Het klopt dat de ex-partner aan wie de kinderbijslag wordt toegekend ook het kindgebonden budget ontvangt. In tegenstelling tot de kinderbijslag is het kindgebonden budget een huishoudgebonden toeslag, die wordt berekend op basis van het huishoudinkomen van de ouder die de kinderbijslag ontvangt. Bij voorkeur is dit de minstverdienende ouder, omdat deze het hoogste bedrag ontvangt. Het (huishoud)inkomen van de andere ouder blijft daarbij buiten beschouwing.
Het kindgebonden budget maakt onderdeel uit van de draagkrachtberekening van de ex-partner die het budget ontvangt. In de berekening van ieders bijdrage aan de kosten van het kind naar draagkracht wordt rekening gehouden met financiële ongelijkheid tussen beide ex-partners, die zou kunnen ontstaan door het ontvangen van kindgebonden budget. Zo kan het zijn dat ook als beide ouders dezelfde kosten maken, één van de ouders een bijdrage (kinderalimentatie) aan de andere ouder verschuldigd is. In de lopende bewustwordingscampagne rondom life-events besteedt de Belastingdienst opnieuw extra aandacht aan scheiden en de fiscale gevolgen daarvan. Daarbij wordt ook ingegaan op co-ouderschap en de toegang tot het kindgebonden budget. Daarnaast worden echtscheidingsadvocaten en mediators geïnformeerd. In 2020 zijn ouders van wie bekend werd dat zij gescheiden zijn ook persoonlijk benaderd met een gezamenlijke brief van de SVB en de Belastingdienst/Toeslagen met uitleg over de gevolgen van de scheiding voor het recht op (uitbetaling van) het kindgebonden budget. Of deze brief op reguliere basis verstuurd gaat worden dient nog bepaald te worden.
Zoals ik in het antwoord op vraag 7 heb genoemd, wordt financiële ongelijkheid door het ontvangen van kindgebonden budget meegenomen in de alimentatieberekening.

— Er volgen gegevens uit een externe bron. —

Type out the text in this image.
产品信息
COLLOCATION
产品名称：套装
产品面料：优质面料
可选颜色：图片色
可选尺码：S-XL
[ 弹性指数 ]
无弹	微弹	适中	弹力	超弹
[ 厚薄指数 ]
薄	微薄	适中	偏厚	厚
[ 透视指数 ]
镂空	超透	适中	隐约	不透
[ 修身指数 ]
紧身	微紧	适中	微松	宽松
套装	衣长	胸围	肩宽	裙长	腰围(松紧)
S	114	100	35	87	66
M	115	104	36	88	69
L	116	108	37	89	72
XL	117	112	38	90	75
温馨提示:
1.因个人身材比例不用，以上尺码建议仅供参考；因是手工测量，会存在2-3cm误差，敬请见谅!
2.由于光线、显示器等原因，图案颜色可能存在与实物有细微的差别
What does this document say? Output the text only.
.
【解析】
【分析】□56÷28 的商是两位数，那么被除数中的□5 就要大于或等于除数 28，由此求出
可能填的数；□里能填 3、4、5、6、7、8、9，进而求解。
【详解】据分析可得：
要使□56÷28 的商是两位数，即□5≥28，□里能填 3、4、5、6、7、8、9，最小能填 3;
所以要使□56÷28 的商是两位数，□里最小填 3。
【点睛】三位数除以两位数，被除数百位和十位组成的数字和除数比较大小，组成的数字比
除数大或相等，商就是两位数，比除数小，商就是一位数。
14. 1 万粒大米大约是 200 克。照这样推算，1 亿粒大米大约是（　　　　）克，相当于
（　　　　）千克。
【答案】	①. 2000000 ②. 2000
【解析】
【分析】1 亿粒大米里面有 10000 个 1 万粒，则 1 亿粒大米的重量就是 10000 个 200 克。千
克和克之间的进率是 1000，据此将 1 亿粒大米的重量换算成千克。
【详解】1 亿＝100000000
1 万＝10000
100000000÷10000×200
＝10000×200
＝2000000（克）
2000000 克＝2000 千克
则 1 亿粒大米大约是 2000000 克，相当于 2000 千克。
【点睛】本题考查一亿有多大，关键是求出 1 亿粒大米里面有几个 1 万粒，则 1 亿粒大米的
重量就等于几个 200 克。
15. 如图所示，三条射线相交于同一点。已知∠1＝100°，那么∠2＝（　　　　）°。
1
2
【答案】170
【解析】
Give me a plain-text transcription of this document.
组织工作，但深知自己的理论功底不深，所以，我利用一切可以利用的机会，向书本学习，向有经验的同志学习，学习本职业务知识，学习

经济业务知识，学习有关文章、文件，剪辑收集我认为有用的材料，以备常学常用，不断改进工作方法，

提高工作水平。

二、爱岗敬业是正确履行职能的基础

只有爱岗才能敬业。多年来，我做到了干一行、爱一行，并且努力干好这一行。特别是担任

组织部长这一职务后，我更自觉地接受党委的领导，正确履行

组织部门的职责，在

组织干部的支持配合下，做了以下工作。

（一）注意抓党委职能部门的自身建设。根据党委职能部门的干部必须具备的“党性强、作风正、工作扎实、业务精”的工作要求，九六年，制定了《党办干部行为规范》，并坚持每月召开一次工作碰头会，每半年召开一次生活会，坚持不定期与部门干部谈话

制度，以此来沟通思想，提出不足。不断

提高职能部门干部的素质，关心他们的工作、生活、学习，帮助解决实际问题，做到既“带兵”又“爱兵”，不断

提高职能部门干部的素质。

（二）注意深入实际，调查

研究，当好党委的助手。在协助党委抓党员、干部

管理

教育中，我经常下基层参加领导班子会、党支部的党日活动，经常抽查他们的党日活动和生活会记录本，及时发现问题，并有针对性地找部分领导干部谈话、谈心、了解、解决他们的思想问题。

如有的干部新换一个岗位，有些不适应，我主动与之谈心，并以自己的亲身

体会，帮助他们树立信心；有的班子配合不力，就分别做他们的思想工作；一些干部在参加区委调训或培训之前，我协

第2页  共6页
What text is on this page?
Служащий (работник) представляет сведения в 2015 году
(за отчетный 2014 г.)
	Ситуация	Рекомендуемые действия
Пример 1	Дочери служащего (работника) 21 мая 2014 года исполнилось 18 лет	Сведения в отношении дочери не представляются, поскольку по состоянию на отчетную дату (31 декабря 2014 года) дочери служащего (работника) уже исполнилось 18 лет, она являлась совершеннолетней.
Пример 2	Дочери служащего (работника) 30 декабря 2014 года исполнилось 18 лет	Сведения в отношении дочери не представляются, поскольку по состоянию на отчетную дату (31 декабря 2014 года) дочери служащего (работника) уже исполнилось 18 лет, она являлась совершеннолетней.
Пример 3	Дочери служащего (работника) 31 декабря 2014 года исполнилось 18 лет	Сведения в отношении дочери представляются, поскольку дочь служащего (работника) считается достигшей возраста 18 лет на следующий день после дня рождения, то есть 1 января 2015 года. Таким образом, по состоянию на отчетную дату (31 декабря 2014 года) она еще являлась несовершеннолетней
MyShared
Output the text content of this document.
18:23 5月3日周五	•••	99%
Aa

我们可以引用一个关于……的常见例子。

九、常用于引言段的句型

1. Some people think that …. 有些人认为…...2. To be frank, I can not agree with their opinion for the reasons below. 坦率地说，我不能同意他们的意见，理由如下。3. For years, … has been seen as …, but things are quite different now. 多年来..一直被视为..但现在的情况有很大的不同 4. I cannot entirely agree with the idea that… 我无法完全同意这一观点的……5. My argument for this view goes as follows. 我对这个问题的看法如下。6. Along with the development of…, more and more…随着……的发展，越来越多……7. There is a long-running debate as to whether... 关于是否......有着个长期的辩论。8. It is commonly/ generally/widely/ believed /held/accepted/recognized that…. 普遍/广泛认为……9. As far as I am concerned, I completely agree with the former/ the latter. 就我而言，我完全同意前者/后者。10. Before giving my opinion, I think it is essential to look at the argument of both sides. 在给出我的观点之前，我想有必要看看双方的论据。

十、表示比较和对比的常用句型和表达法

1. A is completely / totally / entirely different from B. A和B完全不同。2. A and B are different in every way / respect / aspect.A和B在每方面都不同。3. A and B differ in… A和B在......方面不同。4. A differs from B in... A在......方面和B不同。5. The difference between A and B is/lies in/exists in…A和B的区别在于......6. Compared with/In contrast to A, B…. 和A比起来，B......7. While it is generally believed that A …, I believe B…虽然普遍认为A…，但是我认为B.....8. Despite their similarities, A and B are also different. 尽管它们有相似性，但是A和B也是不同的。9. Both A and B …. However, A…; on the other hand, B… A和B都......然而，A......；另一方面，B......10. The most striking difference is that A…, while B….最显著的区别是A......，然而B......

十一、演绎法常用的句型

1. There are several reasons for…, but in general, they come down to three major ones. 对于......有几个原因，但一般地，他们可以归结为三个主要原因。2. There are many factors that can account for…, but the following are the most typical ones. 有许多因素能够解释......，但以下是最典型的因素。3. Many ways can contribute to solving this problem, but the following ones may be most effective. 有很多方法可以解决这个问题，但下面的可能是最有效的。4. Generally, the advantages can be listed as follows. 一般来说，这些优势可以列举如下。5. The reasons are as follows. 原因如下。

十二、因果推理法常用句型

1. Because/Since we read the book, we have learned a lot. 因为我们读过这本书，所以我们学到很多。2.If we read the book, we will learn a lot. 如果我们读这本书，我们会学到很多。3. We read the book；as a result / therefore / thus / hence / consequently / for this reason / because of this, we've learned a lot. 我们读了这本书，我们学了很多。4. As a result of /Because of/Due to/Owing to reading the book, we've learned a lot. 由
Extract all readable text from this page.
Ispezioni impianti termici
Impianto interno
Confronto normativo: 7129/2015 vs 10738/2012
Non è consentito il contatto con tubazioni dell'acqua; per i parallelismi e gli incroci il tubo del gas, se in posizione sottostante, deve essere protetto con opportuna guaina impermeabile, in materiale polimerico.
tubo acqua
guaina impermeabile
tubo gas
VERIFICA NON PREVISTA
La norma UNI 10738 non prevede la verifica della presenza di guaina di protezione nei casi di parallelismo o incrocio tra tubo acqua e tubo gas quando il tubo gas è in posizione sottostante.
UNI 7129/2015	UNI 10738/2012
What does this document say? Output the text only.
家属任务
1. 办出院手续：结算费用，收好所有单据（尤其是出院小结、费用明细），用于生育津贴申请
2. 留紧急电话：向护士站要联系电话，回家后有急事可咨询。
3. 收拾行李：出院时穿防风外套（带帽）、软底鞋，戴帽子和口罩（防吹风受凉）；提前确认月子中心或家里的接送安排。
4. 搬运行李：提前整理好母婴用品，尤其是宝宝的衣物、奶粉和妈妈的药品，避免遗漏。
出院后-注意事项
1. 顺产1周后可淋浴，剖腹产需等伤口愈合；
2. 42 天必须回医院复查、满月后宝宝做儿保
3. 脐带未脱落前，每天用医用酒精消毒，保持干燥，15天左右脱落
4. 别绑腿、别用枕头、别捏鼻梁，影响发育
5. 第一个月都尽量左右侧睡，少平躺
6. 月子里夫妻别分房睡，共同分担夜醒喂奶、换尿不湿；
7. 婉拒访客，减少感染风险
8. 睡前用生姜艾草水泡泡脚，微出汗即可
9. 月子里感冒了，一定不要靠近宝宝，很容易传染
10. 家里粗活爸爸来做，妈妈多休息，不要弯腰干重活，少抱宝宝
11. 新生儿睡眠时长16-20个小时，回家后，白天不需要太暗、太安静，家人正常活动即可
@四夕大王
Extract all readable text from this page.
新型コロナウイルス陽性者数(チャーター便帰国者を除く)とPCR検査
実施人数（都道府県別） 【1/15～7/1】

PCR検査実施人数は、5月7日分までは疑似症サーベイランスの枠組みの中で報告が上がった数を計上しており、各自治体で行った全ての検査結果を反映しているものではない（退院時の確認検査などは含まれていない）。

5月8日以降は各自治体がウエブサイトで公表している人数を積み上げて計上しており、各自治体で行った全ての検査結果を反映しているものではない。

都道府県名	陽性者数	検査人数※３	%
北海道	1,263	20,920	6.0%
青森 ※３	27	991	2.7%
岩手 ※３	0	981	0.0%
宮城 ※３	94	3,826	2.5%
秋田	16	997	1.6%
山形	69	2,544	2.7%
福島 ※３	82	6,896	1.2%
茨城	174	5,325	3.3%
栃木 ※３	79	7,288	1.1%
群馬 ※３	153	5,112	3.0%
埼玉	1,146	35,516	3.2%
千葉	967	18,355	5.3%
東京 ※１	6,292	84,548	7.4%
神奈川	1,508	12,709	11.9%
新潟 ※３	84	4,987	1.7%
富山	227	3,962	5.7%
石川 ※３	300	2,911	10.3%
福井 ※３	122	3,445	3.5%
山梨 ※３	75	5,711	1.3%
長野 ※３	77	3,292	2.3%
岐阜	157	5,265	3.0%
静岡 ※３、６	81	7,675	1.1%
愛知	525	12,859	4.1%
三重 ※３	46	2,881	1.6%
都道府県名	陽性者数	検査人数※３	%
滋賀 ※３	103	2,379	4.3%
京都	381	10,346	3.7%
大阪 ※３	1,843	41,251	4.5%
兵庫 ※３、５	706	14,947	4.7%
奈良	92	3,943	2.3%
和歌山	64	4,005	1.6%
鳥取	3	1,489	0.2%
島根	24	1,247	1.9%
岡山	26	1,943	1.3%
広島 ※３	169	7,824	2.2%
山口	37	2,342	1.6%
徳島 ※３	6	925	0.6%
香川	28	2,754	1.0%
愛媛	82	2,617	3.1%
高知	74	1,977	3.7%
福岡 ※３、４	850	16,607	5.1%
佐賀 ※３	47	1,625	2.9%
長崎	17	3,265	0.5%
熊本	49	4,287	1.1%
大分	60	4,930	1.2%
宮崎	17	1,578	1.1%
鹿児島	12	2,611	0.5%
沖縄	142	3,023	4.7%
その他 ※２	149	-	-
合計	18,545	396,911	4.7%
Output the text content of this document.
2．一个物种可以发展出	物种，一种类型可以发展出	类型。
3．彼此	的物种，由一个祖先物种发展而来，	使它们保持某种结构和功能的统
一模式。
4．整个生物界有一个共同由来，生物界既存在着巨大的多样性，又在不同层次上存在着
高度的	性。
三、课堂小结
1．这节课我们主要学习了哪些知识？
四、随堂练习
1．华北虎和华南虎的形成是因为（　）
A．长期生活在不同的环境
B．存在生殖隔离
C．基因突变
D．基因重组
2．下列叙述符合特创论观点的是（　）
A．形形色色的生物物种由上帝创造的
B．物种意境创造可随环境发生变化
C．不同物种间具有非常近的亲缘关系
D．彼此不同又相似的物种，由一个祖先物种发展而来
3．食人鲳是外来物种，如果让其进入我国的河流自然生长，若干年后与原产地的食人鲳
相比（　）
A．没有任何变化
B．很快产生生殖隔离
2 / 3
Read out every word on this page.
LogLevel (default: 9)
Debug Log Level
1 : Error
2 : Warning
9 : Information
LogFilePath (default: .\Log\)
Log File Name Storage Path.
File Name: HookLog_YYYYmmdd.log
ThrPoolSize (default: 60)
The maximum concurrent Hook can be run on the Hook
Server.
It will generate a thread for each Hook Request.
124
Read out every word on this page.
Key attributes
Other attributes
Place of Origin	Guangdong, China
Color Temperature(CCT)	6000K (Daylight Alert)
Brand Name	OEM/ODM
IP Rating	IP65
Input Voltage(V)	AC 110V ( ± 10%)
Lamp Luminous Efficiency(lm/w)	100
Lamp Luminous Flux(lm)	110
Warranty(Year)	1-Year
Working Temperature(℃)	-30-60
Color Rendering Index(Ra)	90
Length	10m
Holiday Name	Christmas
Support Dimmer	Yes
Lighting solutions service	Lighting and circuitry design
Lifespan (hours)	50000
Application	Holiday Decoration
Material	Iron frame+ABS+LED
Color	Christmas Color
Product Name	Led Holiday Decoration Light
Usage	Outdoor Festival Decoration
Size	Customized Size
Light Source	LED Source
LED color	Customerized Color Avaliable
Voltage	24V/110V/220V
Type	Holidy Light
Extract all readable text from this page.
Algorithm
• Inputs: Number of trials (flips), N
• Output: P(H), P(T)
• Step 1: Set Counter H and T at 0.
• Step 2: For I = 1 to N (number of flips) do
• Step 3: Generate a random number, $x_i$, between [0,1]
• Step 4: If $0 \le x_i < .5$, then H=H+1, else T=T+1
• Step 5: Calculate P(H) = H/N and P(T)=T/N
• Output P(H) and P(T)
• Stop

Bij de beantwoording van vragen 2 en 3 heb ik reeds genoemd dat het maken van onderlinge afspraken tussen ouders de voorkeur heeft boven het zetten van juridische stappen. Zo nodig met behulp van een mediator, advocaat of ondersteuning vanuit de gemeente. Als dit niet lukt dan is het een recht van ouders om naar de rechter te stappen. Aangezien ouders het ook gezamenlijk hadden kunnen regelen vind ik dat geen onnodige belasting voor ex-partners. Voor de rechterlijke macht is het onderdeel van hun rechterlijke taak. Een bindende geschillencommissie zal alleen een finale oplossing kunnen geven in geval beide ouders instemmen met het bindend advies. Het risico is dan ook aanwezig dat dit een extra juridische stap wordt en ouders zich nadien toch nog tot de rechter wenden. Ik zie dan ook weinig toegevoegde waarde in het instellen van een geschillencommissie voor alimentatiezaken, zeker niet gezien de dalende trend van het aantal rechtszaken.
Hierbij deel ik u mede namens de Staatssecretaris van Sociale Zaken en Werkgelegenheid dat de schriftelijke vragen van de leden leden Westerveld en Van den Berge (beiden GroenLinks), van uw Kamer aan de Minister voor Rechtsbescherming over de kinderalimentatie. (ingezonden 30 november 2020) niet binnen de gebruikelijke termijn kunnen worden beantwoord, aangezien nog niet alle benodigde informatie is ontvangen. Ik streef ernaar de vragen zo spoedig mogelijk te beantwoorden.